Whereabouts did you get that figure?

Thanks!

ProfessorSlocombe · 14/06/2025 12:30

ProfessorSlocombe · 14/06/2025 10:38

Juries are not perfect. They sometimes get it wrong and find someone not guilty when really, on the evidence, they should be found guilty, just as they sometimes convict innocent defendants. But they are the best we have, and they convict in around 60-65% of rape cases. The main reason rape convictions are low is that many victims pull out of the process before it gets to court. That is what needs to be addressed.

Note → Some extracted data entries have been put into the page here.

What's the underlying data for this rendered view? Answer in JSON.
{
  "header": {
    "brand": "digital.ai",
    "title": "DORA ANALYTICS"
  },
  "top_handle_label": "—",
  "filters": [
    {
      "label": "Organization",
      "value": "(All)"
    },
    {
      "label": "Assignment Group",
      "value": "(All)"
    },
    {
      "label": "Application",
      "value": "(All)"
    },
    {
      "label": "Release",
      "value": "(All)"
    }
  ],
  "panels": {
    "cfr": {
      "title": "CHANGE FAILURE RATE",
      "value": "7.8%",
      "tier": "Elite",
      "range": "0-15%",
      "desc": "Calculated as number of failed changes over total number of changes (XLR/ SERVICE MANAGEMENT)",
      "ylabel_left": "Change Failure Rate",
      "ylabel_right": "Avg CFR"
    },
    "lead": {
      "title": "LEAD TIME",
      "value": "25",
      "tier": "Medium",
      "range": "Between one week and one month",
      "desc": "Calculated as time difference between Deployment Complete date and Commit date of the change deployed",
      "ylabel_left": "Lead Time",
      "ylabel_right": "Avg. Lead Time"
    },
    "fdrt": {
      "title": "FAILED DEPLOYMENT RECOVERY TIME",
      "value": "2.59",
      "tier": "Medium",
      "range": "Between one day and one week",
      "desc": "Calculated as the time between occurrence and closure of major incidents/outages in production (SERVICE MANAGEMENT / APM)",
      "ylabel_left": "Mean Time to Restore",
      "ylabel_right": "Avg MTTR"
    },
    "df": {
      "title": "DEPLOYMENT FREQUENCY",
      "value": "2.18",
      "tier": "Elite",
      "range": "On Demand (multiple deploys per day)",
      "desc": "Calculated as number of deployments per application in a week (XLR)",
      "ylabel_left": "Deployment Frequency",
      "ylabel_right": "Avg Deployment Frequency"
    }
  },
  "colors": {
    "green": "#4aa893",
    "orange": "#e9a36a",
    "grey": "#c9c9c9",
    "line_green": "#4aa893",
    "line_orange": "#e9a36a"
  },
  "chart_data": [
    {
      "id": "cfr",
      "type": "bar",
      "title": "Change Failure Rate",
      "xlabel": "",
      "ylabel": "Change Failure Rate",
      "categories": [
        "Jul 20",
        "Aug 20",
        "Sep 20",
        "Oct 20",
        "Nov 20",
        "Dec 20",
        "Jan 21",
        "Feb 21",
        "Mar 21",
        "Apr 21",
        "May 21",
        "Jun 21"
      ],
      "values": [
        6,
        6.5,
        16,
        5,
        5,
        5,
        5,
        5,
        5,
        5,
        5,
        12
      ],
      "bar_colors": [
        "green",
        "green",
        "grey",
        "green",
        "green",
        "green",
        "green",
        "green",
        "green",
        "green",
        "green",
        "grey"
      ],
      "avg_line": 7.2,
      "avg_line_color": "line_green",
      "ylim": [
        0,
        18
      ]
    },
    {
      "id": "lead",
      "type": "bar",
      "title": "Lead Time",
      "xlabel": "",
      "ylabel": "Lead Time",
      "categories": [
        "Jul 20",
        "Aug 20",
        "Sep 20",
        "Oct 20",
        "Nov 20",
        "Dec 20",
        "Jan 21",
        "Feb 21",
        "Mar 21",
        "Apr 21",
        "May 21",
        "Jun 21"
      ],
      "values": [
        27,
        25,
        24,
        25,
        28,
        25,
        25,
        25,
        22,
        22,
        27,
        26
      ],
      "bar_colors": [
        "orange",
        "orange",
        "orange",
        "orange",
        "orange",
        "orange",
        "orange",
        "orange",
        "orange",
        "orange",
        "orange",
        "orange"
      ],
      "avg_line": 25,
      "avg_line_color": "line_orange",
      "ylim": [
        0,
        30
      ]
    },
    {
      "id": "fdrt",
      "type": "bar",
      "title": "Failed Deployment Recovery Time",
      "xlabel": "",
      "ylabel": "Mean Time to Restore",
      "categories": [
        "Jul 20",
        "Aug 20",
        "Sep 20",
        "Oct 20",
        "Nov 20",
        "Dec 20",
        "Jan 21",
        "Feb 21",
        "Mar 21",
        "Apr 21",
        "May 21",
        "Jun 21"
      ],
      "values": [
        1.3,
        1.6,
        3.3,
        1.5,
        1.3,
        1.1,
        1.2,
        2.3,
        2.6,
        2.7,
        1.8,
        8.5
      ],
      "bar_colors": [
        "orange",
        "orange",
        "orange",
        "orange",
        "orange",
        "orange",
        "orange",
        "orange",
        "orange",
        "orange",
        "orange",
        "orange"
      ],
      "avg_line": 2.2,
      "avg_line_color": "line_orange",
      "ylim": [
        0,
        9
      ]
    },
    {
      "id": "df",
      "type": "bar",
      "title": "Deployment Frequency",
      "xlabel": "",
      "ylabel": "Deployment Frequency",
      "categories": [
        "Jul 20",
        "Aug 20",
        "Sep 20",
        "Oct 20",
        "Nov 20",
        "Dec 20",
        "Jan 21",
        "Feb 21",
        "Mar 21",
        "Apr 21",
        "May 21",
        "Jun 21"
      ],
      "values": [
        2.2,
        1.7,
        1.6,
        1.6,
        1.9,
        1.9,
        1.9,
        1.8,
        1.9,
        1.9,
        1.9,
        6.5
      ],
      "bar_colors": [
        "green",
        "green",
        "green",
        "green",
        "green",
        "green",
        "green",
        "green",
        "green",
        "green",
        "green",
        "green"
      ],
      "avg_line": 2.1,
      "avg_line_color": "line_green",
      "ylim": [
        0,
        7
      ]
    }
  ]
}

The quote from Lord Devlin about each jury being the lamp that shows justice lives and is a little parliament without which parliament cannot exist itself springs to my mind. (Although not the internets, it seems - there no longer seems to be any provision of the full quote ...._)

Full test:

Each jury is a little parliament. The jury sense is the parliamentary
sense. I cannot the see the one dying and the other surviving. The first
object of any tyrant in Whitehall would be to make parliament utterly
subservient to his will; and the next to overthrow or diminish trial by
jury, for no tyrant could afford to leave a subject’s freedom in the
hands of twelve of his countrymen. So that trial by jury is more than an
instrument of justice and more than one wheel of the constitution: it is
the lamp that shows that freedom lives.

prh47bridge · 14/06/2025 15:34

LazyStupidandGodless · 14/06/2025 12:25

@prh47bridge I'm somehow more comfortable with the idea of juries rather than the final say resting on just one person i.e. the judge.

But I'm interested in the figure that you quoted; is that 60-65% of all reported rape cases or just the ones that make it to court?

Whereabouts did you get that figure?

Thanks!

Edited

That is the figure for cases that get to court. The 6% or lower conviction rate that is often quoted is the percentage of all reported rape cases that result in a rape conviction. My figure comes from the CPS who publish it in the quarterly statistics.